I encourage everyone who is considering making the trip to visit Selamta Family Project to go for it! I can’t wait to go back.
— Cori O'Brien Paluck

By Cori O'Brien Paluck, Selamta Volunteer

If I start at the very beginning, my Selamta Family Project involvement began with Salesforce.org and our Women In Tech group Girlforce. The founder of Girlforce, Joni Martin, wanted to organize a trip to help Selamta find volunteer Salesforce resources to help the organization use the Nonprofit Starter Pack, as well as see if the Nourish Collective could help teach local women how to manufacture and sell high end soaps.

After researching Selamta’ s mission to unite orphaned children and marginalized women in forever families, I immediately signed up for the trip. As the Brickwork product specialist for iATS Payments I have been working with Salesforce for over 4 years, but had just become a Certified Administrator. I was eager to share my love of training and Salesforce with Selamta!

Before getting on the plane, I didn’t know what to expect. I had never met any Selamta Staff in person, had never seen true poverty before, and had never been to Africa. I was nervous. I was excited.

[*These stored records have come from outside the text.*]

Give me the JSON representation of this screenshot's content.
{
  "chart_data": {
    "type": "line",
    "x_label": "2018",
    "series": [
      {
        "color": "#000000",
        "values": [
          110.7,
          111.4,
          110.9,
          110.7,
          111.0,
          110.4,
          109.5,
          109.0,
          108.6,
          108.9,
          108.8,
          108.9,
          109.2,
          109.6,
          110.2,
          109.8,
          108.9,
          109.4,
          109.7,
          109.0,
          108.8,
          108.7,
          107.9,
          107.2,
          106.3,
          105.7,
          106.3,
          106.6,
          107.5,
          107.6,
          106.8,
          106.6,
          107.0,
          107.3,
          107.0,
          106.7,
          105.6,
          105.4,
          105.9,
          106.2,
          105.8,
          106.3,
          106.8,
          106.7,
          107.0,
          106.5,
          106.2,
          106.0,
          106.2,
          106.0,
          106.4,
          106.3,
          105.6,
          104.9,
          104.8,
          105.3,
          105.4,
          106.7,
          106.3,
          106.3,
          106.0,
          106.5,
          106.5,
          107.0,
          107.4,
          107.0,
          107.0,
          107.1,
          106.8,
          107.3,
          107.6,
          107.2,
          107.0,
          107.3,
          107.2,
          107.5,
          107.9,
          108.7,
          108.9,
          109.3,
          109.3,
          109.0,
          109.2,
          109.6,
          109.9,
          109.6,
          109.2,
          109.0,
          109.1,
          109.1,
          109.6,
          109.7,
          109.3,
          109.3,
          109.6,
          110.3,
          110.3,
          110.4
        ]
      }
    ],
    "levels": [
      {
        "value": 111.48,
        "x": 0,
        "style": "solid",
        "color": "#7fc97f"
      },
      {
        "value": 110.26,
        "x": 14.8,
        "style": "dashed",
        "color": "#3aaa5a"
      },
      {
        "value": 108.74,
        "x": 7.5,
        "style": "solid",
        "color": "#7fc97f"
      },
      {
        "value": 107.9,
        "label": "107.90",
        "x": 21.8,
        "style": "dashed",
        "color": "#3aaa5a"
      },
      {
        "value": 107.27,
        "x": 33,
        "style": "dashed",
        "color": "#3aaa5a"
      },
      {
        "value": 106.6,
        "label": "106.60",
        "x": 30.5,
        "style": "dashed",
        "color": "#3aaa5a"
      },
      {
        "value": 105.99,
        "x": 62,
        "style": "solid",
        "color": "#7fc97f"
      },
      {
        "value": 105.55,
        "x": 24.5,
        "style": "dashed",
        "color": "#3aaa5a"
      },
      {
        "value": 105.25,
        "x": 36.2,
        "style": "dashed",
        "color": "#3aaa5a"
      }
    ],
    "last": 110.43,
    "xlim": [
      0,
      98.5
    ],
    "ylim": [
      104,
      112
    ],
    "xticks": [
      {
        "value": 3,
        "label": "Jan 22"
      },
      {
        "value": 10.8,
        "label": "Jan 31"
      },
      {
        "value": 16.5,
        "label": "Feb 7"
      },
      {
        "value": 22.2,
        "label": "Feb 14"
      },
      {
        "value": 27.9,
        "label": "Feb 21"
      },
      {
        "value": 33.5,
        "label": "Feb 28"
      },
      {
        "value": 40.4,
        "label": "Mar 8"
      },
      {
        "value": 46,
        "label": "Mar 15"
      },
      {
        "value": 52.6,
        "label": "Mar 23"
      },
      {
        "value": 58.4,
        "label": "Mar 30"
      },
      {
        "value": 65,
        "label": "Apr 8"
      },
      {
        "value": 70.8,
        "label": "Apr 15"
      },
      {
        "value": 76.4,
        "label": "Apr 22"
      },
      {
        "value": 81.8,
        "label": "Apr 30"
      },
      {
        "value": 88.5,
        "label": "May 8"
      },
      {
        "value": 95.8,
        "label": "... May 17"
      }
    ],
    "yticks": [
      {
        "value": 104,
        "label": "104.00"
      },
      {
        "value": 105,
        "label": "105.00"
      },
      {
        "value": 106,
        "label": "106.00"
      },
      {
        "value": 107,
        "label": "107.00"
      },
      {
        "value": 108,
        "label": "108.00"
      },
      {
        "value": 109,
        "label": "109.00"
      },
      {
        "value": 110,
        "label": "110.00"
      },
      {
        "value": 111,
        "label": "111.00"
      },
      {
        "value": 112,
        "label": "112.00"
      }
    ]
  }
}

I knew it was going to be an amazing adventure that I would never forget.

Jump forward over an exhausting 48 hour three-flight journey between Vancouver Canada and Addis Ababa Ethiopia, we finally landed in Africa! After an eye opening drive through Addis enroute to the Bethel area where the Selamta office and houses are located, we walked up the three flights of stairs and settled into our dorm room. One of my best friends Christine was my travel mate and fellow volunteer on the trip, and we were the first of the six women (including an amazing 10 year old!) to arrive. It was 4am, pitch black, and there was no power. This we quickly discovered is quite common in Ethiopia, but that night we were happy to have followed the trusty packing guide provided to us and whipped out our flashlights. As we started to unpack, we suddenly heard the crack of lighting and rumble of thunder as a massive downpour started up outside our third story window. We rushed to look out and saw pre-dawn Addis being completely drenched with rain and torrents of water rushing down the dirt streets. What an introduction!

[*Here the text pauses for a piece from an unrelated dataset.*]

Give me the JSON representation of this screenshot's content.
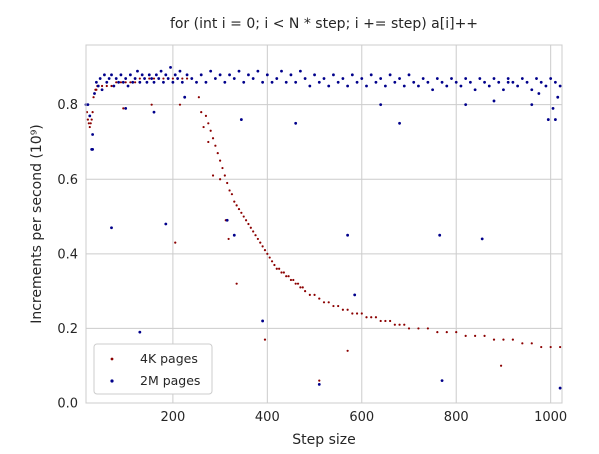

That first day seems like a dream to me now. After meeting the rest of the team the next morning, (which consisted of Christine and I, Melissa from the Nourish Collective, Trish from Worlds Touch, and Marisa the Selamta Executive Director with her daughter Lily) we experienced a whirlwind of hugs, introductions, fresh coffee, staff meet and greets, and neighborhood tours.

Over the next week we were lucky to be driven around the city of Addis Ababa on supply trips for the Nourish soap projects and to meet the Outreach families. We saw cattle in the streets, buses packed with people, horse-drawn carts, and more diesel smoke than I care to remember. We saw women in ripped dirty clothes alongside others in beautiful wedding dresses. We saw cement huts on the same block as mansions. We saw high-rise condo buildings, multi-story shopping malls, movie theaters.

Within Selamta, we met the nicest, kindest people in the world. Selamta staff treat you like a member of the family. But by far the most impactful experiences of the trip were hanging out in the family homes. Each night we were treated to a delicious home cooked meal by the house Mom and Auntie, consisting of everything from traditional Injera bread (made of teff flour), wat stews, perfectly cooked potatoes and beets, shiro, and so many other dishes I wish I could remember. Sometimes we had pasta with incredible tomato sauce with a hint of mitmita, which is a spice mixture that is just about my favorite thing on the planet these days. We had fresh roasted coffee served espresso style with sugar. Before and after our feasts we would sit in the family living room getting to know the family and learn what life is like in Ethiopia. We learned what school was like for them, what they want to be when they grew up, who their favorite singers were. So many amazing moments I can’t begin to describe.

Before we knew it our two weeks were up. We’d accomplished what we had set out to do and then some, and had taken the opportunity to learn about what life was like in Ethiopia. I encourage everyone who is considering making the trip to visit Selamta Family Project to go for it! I can’t wait to go back.